Argued October 9, 1961. Decided November 9, 1961.D. L. Hollowell, Horace T. Ward, for plaintiff in error.
C. H. Clay, Jr., Harry F. Thompson, contra.
MOBLEY, Justice.
1. An accusation against the defendant in the instant case was filed in the City Court of Macon, charging him with a violation of the provisions of Code §§ 18-208 and 18-9904, which make it a penal offense for a passenger to remain in any car, compartment, or seat of a train, street car, or bus other than the one assigned to him as a passenger by the conductor or operator thereof. Before arraignment the accused demurred generally to the accusation on the ground that Code §§ 18-208 and 18-9904 offend the due-process and equal-protection clauses of the Constitution of the United States (Code § 1-815), and for that reason are null and void. The demurrer was overruled, and there is no exception to that judgment. Such ruling therefore *402 fixed and became the law of this case and amounts to an adjudication that those sections of the Code do not for the reason alleged offend the due-process and equal-protection clauses of the Federal Constitution. This rule applies in criminal cases as well as in civil cases. Griffin v. Eaves, 114 Ga. 65 (39 S.E. 913); Sims v. Ga. Ry. & Elec. Co., 123 Ga. 643 (51 S.E. 573); Matthews v. State, 125 Ga. 248, 249 (54 S.E. 192); Nelson v. State, 179 Ga. 743 (177 S.E. 253).
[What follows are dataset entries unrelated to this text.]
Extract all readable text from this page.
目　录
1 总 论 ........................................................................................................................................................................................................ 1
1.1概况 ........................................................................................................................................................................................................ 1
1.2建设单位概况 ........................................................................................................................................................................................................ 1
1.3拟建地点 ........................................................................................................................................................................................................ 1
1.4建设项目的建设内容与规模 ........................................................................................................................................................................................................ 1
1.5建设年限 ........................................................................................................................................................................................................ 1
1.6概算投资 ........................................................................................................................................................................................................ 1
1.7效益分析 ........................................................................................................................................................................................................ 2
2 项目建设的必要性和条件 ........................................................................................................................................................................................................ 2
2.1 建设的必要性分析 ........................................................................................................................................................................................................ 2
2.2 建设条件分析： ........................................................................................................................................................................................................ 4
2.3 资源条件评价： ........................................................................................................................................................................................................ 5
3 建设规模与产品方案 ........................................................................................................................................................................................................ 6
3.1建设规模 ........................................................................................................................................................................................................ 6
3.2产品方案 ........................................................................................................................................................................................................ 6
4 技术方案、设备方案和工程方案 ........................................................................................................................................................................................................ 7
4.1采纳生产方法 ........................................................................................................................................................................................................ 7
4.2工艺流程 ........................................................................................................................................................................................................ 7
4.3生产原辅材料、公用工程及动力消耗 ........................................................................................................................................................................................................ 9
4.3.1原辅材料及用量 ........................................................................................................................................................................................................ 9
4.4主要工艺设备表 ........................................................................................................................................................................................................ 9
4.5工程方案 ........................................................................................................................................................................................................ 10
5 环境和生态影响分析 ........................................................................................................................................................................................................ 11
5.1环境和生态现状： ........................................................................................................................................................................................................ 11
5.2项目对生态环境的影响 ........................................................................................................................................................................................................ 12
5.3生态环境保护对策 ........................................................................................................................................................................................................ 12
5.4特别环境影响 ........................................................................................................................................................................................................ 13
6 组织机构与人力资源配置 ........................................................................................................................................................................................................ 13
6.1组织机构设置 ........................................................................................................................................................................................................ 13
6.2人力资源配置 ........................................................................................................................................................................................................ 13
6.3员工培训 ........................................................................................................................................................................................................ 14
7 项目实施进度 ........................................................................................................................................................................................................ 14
2. A motion in arrest of judgment must be predicated on defects appearing on the face of the record, and, in a criminal case "the face of the record" means the indictment and verdict. See Spence v. State, 7 Ga. App. 825, 826 (68 S.E. 443); Pippin v. State, 172 Ga. 224 (157 S.E. 185). There were no defects appearing on the face of the record in this case, and consequently the motion in arrest of judgment did not raise any question calling for a construction of the Constitution, or, for that matter, any other question.
3. The general grounds do not raise any constitutional question for consideration by this court.
4. In view of the foregoing, the writ of error presents no constitutional question to this court for consideration. Hence, the Supreme Court does not have jurisdiction of the case, and it must be
Transferred to the Court of Appeals. All the Justices concur.